The FCC also intends to require satellite operators seeking licenses to post a performance bond they could forfeit if they fail to properly dispose of retired spacecraft. The FCC formulas for determining the appropriate bond could mean tens of millions of dollars in added costs for geostationary satellite operators and up to $100 million in added cost for megaconstellations in lower orbits.
The FCC thinks introducing such a bond could spur the creation of a bond instrument that would allow operators to satisfy this requirement without undue expense, but SIA and AIA both view the bond as detrimental.
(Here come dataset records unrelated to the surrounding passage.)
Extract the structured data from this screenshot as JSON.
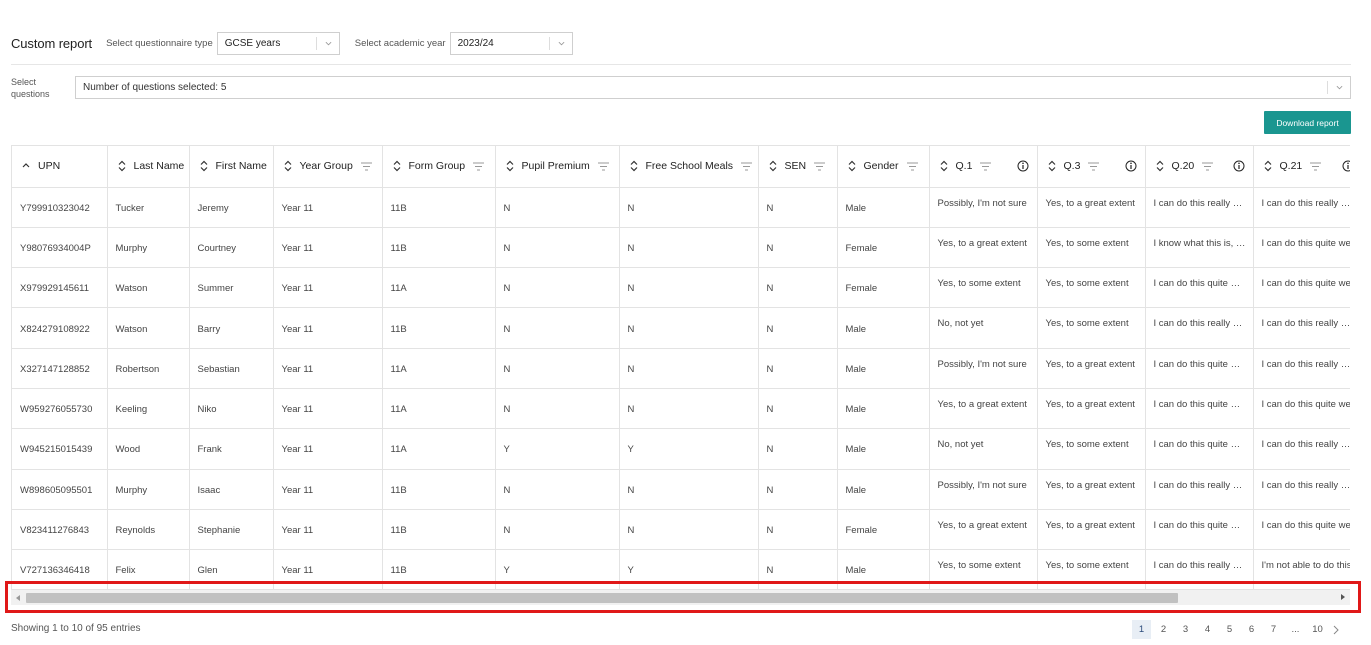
{
  "header": {
    "title": "Custom report",
    "questionnaire_label": "Select questionnaire type",
    "questionnaire_value": "GCSE years",
    "year_label": "Select academic year",
    "year_value": "2023/24"
  },
  "questions": {
    "label": "Select questions",
    "value": "Number of questions selected: 5"
  },
  "download_label": "Download report",
  "table": {
    "columns": [
      "UPN",
      "Last Name",
      "First Name",
      "Year Group",
      "Form Group",
      "Pupil Premium",
      "Free School Meals",
      "SEN",
      "Gender",
      "Q.1",
      "Q.3",
      "Q.20",
      "Q.21"
    ],
    "rows": [
      [
        "Y799910323042",
        "Tucker",
        "Jeremy",
        "Year 11",
        "11B",
        "N",
        "N",
        "N",
        "Male",
        "Possibly, I'm not sure",
        "Yes, to a great extent",
        "I can do this really well",
        "I can do this really well"
      ],
      [
        "Y98076934004P",
        "Murphy",
        "Courtney",
        "Year 11",
        "11B",
        "N",
        "N",
        "N",
        "Female",
        "Yes, to a great extent",
        "Yes, to some extent",
        "I know what this is, but",
        "I can do this quite well"
      ],
      [
        "X979929145611",
        "Watson",
        "Summer",
        "Year 11",
        "11A",
        "N",
        "N",
        "N",
        "Female",
        "Yes, to some extent",
        "Yes, to some extent",
        "I can do this quite well",
        "I can do this quite well"
      ],
      [
        "X824279108922",
        "Watson",
        "Barry",
        "Year 11",
        "11B",
        "N",
        "N",
        "N",
        "Male",
        "No, not yet",
        "Yes, to some extent",
        "I can do this really well",
        "I can do this really well"
      ],
      [
        "X327147128852",
        "Robertson",
        "Sebastian",
        "Year 11",
        "11A",
        "N",
        "N",
        "N",
        "Male",
        "Possibly, I'm not sure",
        "Yes, to a great extent",
        "I can do this quite well",
        "I can do this really well"
      ],
      [
        "W959276055730",
        "Keeling",
        "Niko",
        "Year 11",
        "11A",
        "N",
        "N",
        "N",
        "Male",
        "Yes, to a great extent",
        "Yes, to a great extent",
        "I can do this quite well",
        "I can do this quite well"
      ],
      [
        "W945215015439",
        "Wood",
        "Frank",
        "Year 11",
        "11A",
        "Y",
        "Y",
        "N",
        "Male",
        "No, not yet",
        "Yes, to some extent",
        "I can do this quite well",
        "I can do this really well"
      ],
      [
        "W898605095501",
        "Murphy",
        "Isaac",
        "Year 11",
        "11B",
        "N",
        "N",
        "N",
        "Male",
        "Possibly, I'm not sure",
        "Yes, to a great extent",
        "I can do this really well",
        "I can do this really well"
      ],
      [
        "V823411276843",
        "Reynolds",
        "Stephanie",
        "Year 11",
        "11B",
        "N",
        "N",
        "N",
        "Female",
        "Yes, to a great extent",
        "Yes, to a great extent",
        "I can do this quite well",
        "I can do this quite well"
      ],
      [
        "V727136346418",
        "Felix",
        "Glen",
        "Year 11",
        "11B",
        "Y",
        "Y",
        "N",
        "Male",
        "Yes, to some extent",
        "Yes, to some extent",
        "I can do this really well",
        "I'm not able to do this"
      ]
    ]
  },
  "scroll": {
    "thumb_fraction": 0.88
  },
  "footer": {
    "entries_text": "Showing 1 to 10 of 95 entries",
    "pages": [
      "1",
      "2",
      "3",
      "4",
      "5",
      "6",
      "7",
      "...",
      "10"
    ],
    "active_page": "1"
  },
  "colors": {
    "accent": "#1a9690",
    "highlight": "#e01818"
  }
}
AIA went so far as to suggest that the FCC’s bond requirement could have the opposite impact the FCC intends.
“The formula for the bond requirement disincentivizes operators from using more durable, longer-lived commercial systems or financing innovations in on-orbit debris mitigation, mission extension, and disposal services,” AIA wrote. “It instead incentivizes operators to use shorter-lived spacecraft, resulting in additional replacements, more launches, and even greater orbital debris risk.”
Therese Jones, the Satellite Industry Association’s senior director of policy, said the trade group’s members didn’t disagree with everything proposed in the FCC’s 119-page rulemaking report and order.
“There is appreciation for where the FCC worked with other government agencies to create new rules and I would say there is the most support for items that reflect existing government standards,” she said by email. “The concern largely comes from wanting to have a thorough record for areas where the FCC deviates from existing standards, as the reasoning for this deviation is not clarified.”
AIA takes issue with all of it, however.
“We would like the FCC to delay considering the overall orbital debris items slated for consideration at the April meeting to allow for more time to consider and seek comments on the specific points raised, which could have impacts on various parts of what is being proposed,” Mike French, AIA’s vice president for space systems said by email.